Era verdade, haviam pessoas e ela sabia disso por que estava ouvindo os gritos. Como não tinha percebido antes? Eram vários deles. Roucos. Vinham de perto. Aurora levantou cambaleando e deu um soco sobre o queixo de Gregory quando ele tentou segurá-la pela cintura. Forte o suficiente para fazê-lo se afastar, mas não apropriado o suficiente para que o tivesse derrubado. Ela se sentia mole. Alguma coisa zunia em seus ouvidos.

Andrei e Darius tinham saído numa corrida disparada na direção dos sons que eram mais altos e claros agora. Pedidos de socorro.

Aurora tentou correr junto deles, mas suas pernas não estavam obedecendo aos seus comandos.

Ela podia jurar que Gregory tinha dado uma risada.

— Com a sua licença e com respeito pelo espírito de Egnias... — ainda em tons de riso, Gregory a levantou do chão com tremenda facilidade.

Aurora teria lutado, mas suas mãos estavam débeis e ela notou que poderia facilmente dormir.
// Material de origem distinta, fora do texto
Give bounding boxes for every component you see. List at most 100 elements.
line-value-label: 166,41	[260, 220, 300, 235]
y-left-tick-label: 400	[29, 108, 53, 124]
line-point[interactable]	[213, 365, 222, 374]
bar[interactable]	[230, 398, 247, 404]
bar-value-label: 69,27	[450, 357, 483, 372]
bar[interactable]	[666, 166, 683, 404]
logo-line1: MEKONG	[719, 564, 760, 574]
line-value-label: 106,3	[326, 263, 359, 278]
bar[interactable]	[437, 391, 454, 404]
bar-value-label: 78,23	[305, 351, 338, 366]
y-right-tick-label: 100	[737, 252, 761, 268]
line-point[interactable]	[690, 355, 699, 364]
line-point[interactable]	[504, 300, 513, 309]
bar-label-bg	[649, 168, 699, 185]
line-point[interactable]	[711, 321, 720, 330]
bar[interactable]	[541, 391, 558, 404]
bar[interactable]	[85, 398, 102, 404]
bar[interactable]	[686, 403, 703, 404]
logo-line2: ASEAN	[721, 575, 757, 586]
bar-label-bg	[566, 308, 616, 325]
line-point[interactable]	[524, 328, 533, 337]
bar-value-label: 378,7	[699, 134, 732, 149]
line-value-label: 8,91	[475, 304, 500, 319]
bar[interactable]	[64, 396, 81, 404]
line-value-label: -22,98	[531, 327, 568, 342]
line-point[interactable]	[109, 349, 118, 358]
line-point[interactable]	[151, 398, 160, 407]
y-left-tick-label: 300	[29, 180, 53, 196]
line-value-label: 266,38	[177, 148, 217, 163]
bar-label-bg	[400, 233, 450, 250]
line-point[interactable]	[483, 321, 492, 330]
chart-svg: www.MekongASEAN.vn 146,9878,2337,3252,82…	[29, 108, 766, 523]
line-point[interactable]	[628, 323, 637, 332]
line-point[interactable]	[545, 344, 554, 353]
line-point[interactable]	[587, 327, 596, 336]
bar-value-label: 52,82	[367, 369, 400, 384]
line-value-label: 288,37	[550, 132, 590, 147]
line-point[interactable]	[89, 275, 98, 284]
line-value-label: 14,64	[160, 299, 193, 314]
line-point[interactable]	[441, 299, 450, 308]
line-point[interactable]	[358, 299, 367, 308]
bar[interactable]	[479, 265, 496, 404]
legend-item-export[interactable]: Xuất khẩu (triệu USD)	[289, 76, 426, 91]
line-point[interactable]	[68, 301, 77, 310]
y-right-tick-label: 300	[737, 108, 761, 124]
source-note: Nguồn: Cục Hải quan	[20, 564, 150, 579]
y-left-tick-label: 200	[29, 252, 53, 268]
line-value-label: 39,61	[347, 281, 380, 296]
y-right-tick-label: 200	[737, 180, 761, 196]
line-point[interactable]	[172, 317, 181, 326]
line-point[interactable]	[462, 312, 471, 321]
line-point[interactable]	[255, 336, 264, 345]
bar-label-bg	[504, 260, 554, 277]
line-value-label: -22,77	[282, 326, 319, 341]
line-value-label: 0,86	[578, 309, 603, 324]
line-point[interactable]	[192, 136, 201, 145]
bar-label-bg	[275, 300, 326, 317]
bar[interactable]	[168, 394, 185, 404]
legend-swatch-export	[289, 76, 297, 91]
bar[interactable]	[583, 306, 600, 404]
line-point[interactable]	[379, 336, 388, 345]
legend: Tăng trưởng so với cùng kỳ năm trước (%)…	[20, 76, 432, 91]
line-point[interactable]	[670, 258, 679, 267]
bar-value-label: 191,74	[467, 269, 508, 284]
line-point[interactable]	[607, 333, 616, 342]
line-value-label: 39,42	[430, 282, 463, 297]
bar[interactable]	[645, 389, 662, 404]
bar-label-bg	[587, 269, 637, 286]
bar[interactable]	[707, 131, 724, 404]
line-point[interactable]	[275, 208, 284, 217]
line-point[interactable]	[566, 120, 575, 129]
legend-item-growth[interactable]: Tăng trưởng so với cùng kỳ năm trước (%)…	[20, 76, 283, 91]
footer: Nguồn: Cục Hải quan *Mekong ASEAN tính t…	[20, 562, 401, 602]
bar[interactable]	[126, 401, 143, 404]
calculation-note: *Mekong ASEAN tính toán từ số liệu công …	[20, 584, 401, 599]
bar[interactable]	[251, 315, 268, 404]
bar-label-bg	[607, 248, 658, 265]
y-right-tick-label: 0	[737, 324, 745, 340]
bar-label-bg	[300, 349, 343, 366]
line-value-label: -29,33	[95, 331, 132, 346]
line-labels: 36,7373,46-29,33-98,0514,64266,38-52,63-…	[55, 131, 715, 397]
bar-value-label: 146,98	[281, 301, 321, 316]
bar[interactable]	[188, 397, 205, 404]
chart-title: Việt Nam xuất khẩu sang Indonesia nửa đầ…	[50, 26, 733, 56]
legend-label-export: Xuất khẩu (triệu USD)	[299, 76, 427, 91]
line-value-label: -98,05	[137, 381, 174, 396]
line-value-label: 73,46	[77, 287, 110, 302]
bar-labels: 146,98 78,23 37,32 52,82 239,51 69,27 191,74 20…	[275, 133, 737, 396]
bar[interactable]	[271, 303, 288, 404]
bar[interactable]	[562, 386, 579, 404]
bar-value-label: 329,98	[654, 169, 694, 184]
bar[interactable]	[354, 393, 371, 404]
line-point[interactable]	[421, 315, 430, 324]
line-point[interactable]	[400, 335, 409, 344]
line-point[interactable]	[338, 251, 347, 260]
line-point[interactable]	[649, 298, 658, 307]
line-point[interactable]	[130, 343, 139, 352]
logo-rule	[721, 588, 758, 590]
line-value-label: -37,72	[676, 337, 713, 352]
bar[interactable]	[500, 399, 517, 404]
Não — Aurora retrucou com a voz bêbada em veneno.

— Ninguém vai acreditar que eu carreguei a princesa de Egnias — Gregory fantasiou, num sussurro.

O corpo de Aurora caiu ligeiramente mole sobre os braços do guarda. Seus olhos, que quase se fechavam, ainda tiveram um vislumbre do que Andrei e Darius faziam; tinham encontrado uma arapuca no chão, escondida com folhas e galhos. Quando abriram-na, Aurora teve a última visão acalentadora de pessoas saindo daquele lugar. Aliviadas, com os rostos magros e manchados de lágrimas. Um velho, um garotinho e uma garota... embora essa última não chorasse.

Aurora tentou falar alguma coisa, mas seus lábios estavam formigando.

O menininho sujo abraçou Darius e o agradeceu fervorosamente.

— Você deveria agradecer a ela — Aurora ouviu Darius dizer com certa reverência em sua voz. — A princesa de Egnias. Foi ela que salvou todos vocês essa noite.

Depois disso, Aurora caiu na inconsciência e se pudesse, estaria sorrindo quando isso aconteceu.